Ce recours à la détention préventive est généralement dû à des lois restrictives et mal appliquées, un système judiciaire très lent ou encore la corruption rampante, « la détention préventive étant un excellent moyen d’extorquer de l’argent », selon Mme Tomasini-Joshi. Il a pour conséquence d’aggraver la surpopulation des prisons, avec un taux d’occupation pouvant aller jusqu’à 600 pour cent.

Dans des prisons surpeuplées et mal ventilées, la tuberculose se propage très vite, avec des taux de prévalence dans certaines prisons allant jusqu’à 100 fois les taux pour la population générale, a noté Paula Akugisibwe, chargée du VIH   et de la tuberculose pour l’organisation AIDS and rights Alliance en Afrique du Sud.

Face à cette crise humanitaire, « la communauté internationale est silencieuse », a regretté M. Wolfe. Le rapport 2005 de l’Office des Nations Unies contre la drogue et le crime (UNODC) indique le nombre de personnes sous ARV   en Thaïlande, mais il devrait mentionner la « guerre contre la drogue », les arrestations massives de consommateurs de drogues et les « listes noires » établies par le gouvernement, a-t-il estimé.

Citant des activistes, M. Wolfe a estimé qu’« une bonne politique contre le sida   est une bonne politique contre la drogue », et plaidé pour « attirer l’attention de la communauté de lutte contre le sida   sur le problème de la drogue ».

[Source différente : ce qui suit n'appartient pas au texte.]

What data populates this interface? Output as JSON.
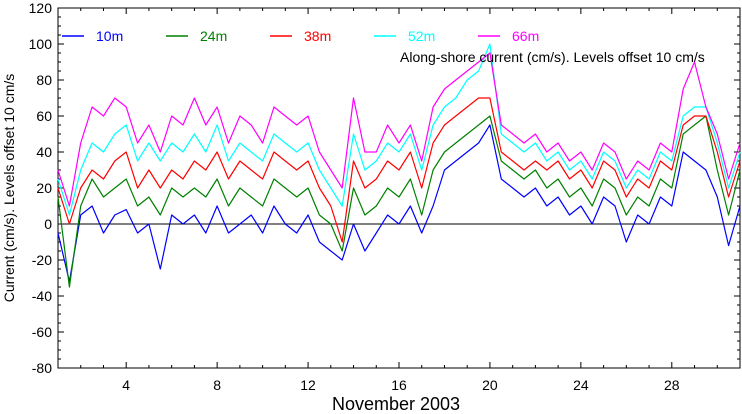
{
  "chart_data": {
    "type": "line",
    "title": "",
    "xlabel": "November 2003",
    "ylabel": "Current (cm/s). Levels offset 10 cm/s",
    "annotation": "Along-shore current (cm/s). Levels offset 10 cm/s",
    "xlim": [
      1,
      31
    ],
    "ylim": [
      -80,
      120
    ],
    "grid": false,
    "legend_position": "top-left",
    "x_ticks": [
      4,
      8,
      12,
      16,
      20,
      24,
      28
    ],
    "x_tick_labels": [
      "4",
      "8",
      "12",
      "16",
      "20",
      "24",
      "28"
    ],
    "y_ticks": [
      -80,
      -60,
      -40,
      -20,
      0,
      20,
      40,
      60,
      80,
      100,
      120
    ],
    "y_tick_labels": [
      "-80",
      "-60",
      "-40",
      "-20",
      "0",
      "20",
      "40",
      "60",
      "80",
      "100",
      "120"
    ],
    "zero_line": 0,
    "x": [
      1.0,
      1.5,
      2.0,
      2.5,
      3.0,
      3.5,
      4.0,
      4.5,
      5.0,
      5.5,
      6.0,
      6.5,
      7.0,
      7.5,
      8.0,
      8.5,
      9.0,
      9.5,
      10.0,
      10.5,
      11.0,
      11.5,
      12.0,
      12.5,
      13.0,
      13.5,
      14.0,
      14.5,
      15.0,
      15.5,
      16.0,
      16.5,
      17.0,
      17.5,
      18.0,
      18.5,
      19.0,
      19.5,
      20.0,
      20.5,
      21.0,
      21.5,
      22.0,
      22.5,
      23.0,
      23.5,
      24.0,
      24.5,
      25.0,
      25.5,
      26.0,
      26.5,
      27.0,
      27.5,
      28.0,
      28.5,
      29.0,
      29.5,
      30.0,
      30.5,
      31.0
    ],
    "series": [
      {
        "name": "10m",
        "color": "#0000ff",
        "values": [
          -5,
          -32,
          5,
          10,
          -5,
          5,
          8,
          -5,
          0,
          -25,
          5,
          0,
          5,
          -5,
          10,
          -5,
          0,
          5,
          -5,
          10,
          0,
          -5,
          5,
          -10,
          -15,
          -20,
          0,
          -15,
          -5,
          5,
          0,
          10,
          -5,
          10,
          30,
          35,
          40,
          45,
          55,
          25,
          20,
          15,
          20,
          10,
          15,
          5,
          10,
          0,
          15,
          10,
          -10,
          5,
          0,
          15,
          10,
          40,
          35,
          30,
          15,
          -12,
          10
        ]
      },
      {
        "name": "24m",
        "color": "#008000",
        "values": [
          15,
          -35,
          10,
          25,
          15,
          20,
          25,
          10,
          15,
          5,
          20,
          15,
          20,
          15,
          25,
          10,
          20,
          15,
          10,
          25,
          20,
          15,
          20,
          5,
          0,
          -15,
          20,
          5,
          10,
          20,
          15,
          25,
          5,
          30,
          40,
          45,
          50,
          55,
          60,
          35,
          30,
          25,
          30,
          20,
          25,
          15,
          20,
          10,
          25,
          20,
          5,
          15,
          10,
          25,
          20,
          50,
          55,
          60,
          30,
          5,
          30
        ]
      },
      {
        "name": "38m",
        "color": "#ff0000",
        "values": [
          20,
          0,
          20,
          30,
          25,
          35,
          40,
          20,
          30,
          20,
          30,
          25,
          35,
          30,
          40,
          25,
          35,
          30,
          25,
          40,
          35,
          30,
          35,
          20,
          10,
          -10,
          35,
          20,
          25,
          35,
          30,
          40,
          20,
          45,
          55,
          60,
          65,
          70,
          70,
          40,
          35,
          30,
          35,
          30,
          35,
          25,
          30,
          20,
          35,
          30,
          15,
          25,
          20,
          35,
          30,
          55,
          60,
          60,
          40,
          15,
          35
        ]
      },
      {
        "name": "52m",
        "color": "#00ffff",
        "values": [
          25,
          5,
          30,
          45,
          40,
          50,
          55,
          35,
          45,
          35,
          45,
          40,
          50,
          40,
          55,
          35,
          45,
          40,
          35,
          50,
          45,
          40,
          45,
          30,
          20,
          10,
          50,
          30,
          35,
          45,
          40,
          50,
          30,
          55,
          65,
          70,
          80,
          85,
          100,
          50,
          45,
          40,
          45,
          35,
          40,
          30,
          35,
          25,
          40,
          35,
          20,
          30,
          25,
          40,
          35,
          60,
          65,
          65,
          45,
          20,
          40
        ]
      },
      {
        "name": "66m",
        "color": "#ff00ff",
        "values": [
          30,
          10,
          45,
          65,
          60,
          70,
          65,
          45,
          55,
          40,
          60,
          55,
          70,
          55,
          65,
          45,
          60,
          55,
          45,
          65,
          60,
          55,
          60,
          40,
          30,
          20,
          70,
          40,
          40,
          55,
          45,
          55,
          35,
          65,
          75,
          80,
          85,
          90,
          95,
          55,
          50,
          45,
          50,
          40,
          45,
          35,
          40,
          30,
          45,
          40,
          25,
          35,
          30,
          45,
          40,
          75,
          90,
          65,
          50,
          25,
          45
        ]
      }
    ]
  }
}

« [Dans la région de Manipur], les IDU sont vus comme des facteurs de propagation du VIH  , peut-être parce que la première personne dépistée positive au VIH   ici en 1990 était un consommateur de drogues injectables », a noté Rohit Sapam, dont l’organisation travaille dans la région de Manipur, dans le nord-est de l’Inde, à la frontière avec le Myanmar. « Le VIH   est un problème viral, pas un problème moral, donc une politique moralisatrice n’est pas la réponse ».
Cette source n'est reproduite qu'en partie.